As well, Bondar carried out tests to determine whether humans in space expend more or less energy than when they are on the ground. Scientists at the University of Calgary, where the energy-expenditure tests were developed, said that the findings could be used to develop exercise and nutritional programs for astronauts involved in prolonged space flights in the future. In another experiment, Bondar and Merbold were scheduled to test an anti-gravity suit designed by scientists at the Canadian Space Agency.
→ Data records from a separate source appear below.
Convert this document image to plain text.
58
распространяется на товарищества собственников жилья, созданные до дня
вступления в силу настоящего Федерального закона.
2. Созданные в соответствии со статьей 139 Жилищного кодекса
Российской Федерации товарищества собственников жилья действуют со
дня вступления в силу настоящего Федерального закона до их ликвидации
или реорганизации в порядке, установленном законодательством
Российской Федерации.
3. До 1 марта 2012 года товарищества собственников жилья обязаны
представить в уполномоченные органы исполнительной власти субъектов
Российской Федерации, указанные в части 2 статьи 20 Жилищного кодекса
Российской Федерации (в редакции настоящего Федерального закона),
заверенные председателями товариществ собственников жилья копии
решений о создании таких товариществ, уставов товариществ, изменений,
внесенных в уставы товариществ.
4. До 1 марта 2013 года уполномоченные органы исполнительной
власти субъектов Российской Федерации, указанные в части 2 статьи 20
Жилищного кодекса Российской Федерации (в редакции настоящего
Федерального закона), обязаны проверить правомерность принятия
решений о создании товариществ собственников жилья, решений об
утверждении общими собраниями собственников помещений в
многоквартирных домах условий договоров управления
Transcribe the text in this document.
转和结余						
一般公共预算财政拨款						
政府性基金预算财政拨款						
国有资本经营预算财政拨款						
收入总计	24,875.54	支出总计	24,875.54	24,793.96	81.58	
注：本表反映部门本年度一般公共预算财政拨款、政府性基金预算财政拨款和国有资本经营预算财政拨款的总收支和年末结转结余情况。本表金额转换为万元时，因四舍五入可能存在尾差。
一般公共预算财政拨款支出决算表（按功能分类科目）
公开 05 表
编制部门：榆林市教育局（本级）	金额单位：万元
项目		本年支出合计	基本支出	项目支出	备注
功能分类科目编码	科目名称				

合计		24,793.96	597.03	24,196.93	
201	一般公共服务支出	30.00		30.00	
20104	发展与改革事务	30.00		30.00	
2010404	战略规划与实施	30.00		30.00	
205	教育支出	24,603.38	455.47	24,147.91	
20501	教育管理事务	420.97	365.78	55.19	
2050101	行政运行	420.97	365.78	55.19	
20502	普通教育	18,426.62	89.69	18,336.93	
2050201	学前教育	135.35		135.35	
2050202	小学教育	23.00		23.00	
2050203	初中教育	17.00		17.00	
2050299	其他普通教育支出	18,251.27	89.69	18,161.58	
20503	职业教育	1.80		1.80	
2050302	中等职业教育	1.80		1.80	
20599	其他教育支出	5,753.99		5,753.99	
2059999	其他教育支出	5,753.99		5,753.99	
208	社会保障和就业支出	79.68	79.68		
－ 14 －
Some astronauts in the past have reported feeling fatigued and dizzy upon re-entry. Some of them have also said that they lost some of their peripheral vision, while others said that they became faint during re-entry into the Earth’s atmosphere. Scientists believe that the symptoms are caused by a decline in blood volume and other bodily fluids, probably as the result of dehydration, during space flight. The Canadian-designed antigravity suit is intended to minimize such symptoms by applying pressure and altering blood pressure in 11 key areas of the body.

Before Discovery’s blast-off, Bondar acknowledged being conscious of the dangers of space flight—in 1986, the Challenger space shuttle exploded shortly after liftoff, killing all seven aboard. “I know when I get down to the pad and see these rockets sitting on the launchpad, that’s when you get nervous,” Bondar told reporters. She added: “But how could anyone pass up a chance like this?” And after her adventure in space, the scientific data that she collected could help to improve the health of future astronauts, while making possible better medical care for her fellow earthlings.